Что это? Плащи воинов? Корзно князей? Стяги?
Дыры, пробитые железом, прожжённые огнём. И кровь. Сочащаяся, заполняющая огромную древнюю реку кровь…
…руки врастают, каменея, в резное дерево правила.
– Верещага!!! – несётся в спину чьё-то отчаянное. – Верещага, уходи с насада!!!
Это не к нему. Его уже нет. Просто нет. На лицо приросла, присохла, как повязка к ране, безумная улыбка.
Друзей нет.
Икмор мёртв.
Ратьмер мёртв.
И вятич, тот самый, которому он подарил вместе со снятым с хазарина обручьем прозвище – он, наверное, тоже уже умер на Белобережье.
Но всё это не имеет никакого значения. Совсем никакого. Перед тем, другим знанием, чудовищным и непоправимым – как будто ты видишь угасающим взором рядом на траве собственное обезглавленное тело.
Мёртв Князь.
Не просто мёртв – подло предан. Теми, кому верил больше всего…
Несколько мгновений он глотал воздух, будто только что вынырнул из ледяной воды, чёрной и горькой от крови…
И новое видение накрыло с головою, будто волна, когда руки женщины ударили сочащимся алым рваньём о воду.
…небо из дыма. Еле-еле проклёвываются сквозь дым солнечные лучи – как пальцы через решётку. Касаются окованной серебром и золотом головы истукана.
Этого истукана он не видел, но знает – это Перун.
Звук вгрызающихся в дерево топоров. Треск. Кованая голова кренится и падает, срывая алые, шитые золотом храмовые покровы. Падает под чьи-то восторженные крики, под многоголосый горестный вопль.
А за сорванными завесами вдруг мелькает…
Нет.
Нет же.
Этого не может быть!
… белокаменный княжеский терем.
В Киеве…
– Нет! – без голоса выдохнул Вольгость, впиваясь мертвой хваткой в руку наставника. – Нет же, Вещий! Скажи!
Что сказать? Как?
Ну, ты же Вещий, наставник! Ты же знаешь…
Гибнущий князь.

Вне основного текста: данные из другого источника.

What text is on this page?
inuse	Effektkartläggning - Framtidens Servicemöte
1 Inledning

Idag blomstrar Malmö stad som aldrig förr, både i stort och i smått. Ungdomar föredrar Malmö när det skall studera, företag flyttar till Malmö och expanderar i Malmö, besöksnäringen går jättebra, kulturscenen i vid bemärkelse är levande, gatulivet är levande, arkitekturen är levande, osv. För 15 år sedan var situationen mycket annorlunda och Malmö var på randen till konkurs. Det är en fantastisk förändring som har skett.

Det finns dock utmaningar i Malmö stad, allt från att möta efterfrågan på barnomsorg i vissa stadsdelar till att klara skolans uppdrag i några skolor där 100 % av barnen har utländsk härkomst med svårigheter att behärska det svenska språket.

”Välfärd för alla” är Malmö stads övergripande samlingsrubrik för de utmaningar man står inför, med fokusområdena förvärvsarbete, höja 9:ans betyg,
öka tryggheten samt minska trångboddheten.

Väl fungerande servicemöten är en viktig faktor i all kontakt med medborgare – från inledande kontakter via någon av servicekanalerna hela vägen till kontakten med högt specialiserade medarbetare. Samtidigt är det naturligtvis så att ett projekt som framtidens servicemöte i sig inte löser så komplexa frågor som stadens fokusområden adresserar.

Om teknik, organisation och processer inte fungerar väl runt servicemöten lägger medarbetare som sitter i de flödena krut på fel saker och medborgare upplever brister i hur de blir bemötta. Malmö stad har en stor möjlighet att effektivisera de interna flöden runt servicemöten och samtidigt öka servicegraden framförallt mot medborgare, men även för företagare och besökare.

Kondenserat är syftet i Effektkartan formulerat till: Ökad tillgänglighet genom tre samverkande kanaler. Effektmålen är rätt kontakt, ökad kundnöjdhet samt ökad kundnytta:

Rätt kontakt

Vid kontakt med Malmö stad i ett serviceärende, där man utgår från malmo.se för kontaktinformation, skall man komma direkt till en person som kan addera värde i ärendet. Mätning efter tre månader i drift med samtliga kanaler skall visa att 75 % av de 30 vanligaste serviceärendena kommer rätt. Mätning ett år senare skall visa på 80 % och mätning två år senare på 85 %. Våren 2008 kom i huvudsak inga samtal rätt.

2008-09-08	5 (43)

Рухнувший Бог.
Нет…
Неужто всё напрасно?! Неужто хазары победят? И нет надежды?!
Ну нет же!
Скажи же, Вещий! Скажи Ей!
Ладонь волхва мягко ложится поверх его, вмерзшей в Бояново предплечье, руки. И та словно оттаивает под этим прикосновением, обмякает. А Вещий, высвободив руку из пальцев ученика, передвигает вперёд свисающие с плеча гусли. Проводит пальцами по струнам.
Раз. И другой.
Сколь ни огромны стада – но падут, преходяще богатство, истираются в тысячелетьях, становятся прахом любимцы скупцов – бесценные камни и яркое золото.
Род приходит – чтобы уйти, не вечны народы, и многих уж нет, день придёт – нас не будет.
Но во веки звучит над реками вечности, не зная времени, смерти не ведая – Честь, Слава и Доблесть!
Что-то изменялось в окровавленной ткани, что стирала и не могла отстирать женщина у реки. Что-то пробивалось сквозь кровь, рваные дыры и пятна копоти… пробивалось в лад звукам Бояновых струн. И Вольгость Верещага, зло всхлипнув, словно подперев товарища в стене плечом, потащил, будто меч из ножен, из-за пояса надоевшую горше горькой полыни пиликалку-гудок. Он не помнил сейчас, что играет плохо. Очень плохо.
Наверно, поэтому он даже не понял, что заиграл – будто гудок сам пел в лад гуслям наставника.
…когда ж старый мир в пламени сгинет, чтоб обновиться, и вновь поднимутся из бездн неведомых луга зелёные, сойдутся в них помолодевшие, сквозь смерть прошедшие Боги Бессмертные – о чем припомнят, о чем речь будет их?
Припомнят Вечные деянья Доблести, припомнят тех Они, кто не добычи ждал, а Чести с Славою…
Верещага поднял злые заплаканные глаза, чтоб взглянуть в повернувшееся к ним лицо.
И увидел.
Прогоревшие, проколотые, прорубленные прорехи превращались в шитые золотом и серебром узоры. А чёрная кровь, что пропитала недавнюю рвань, становилась багрянцем.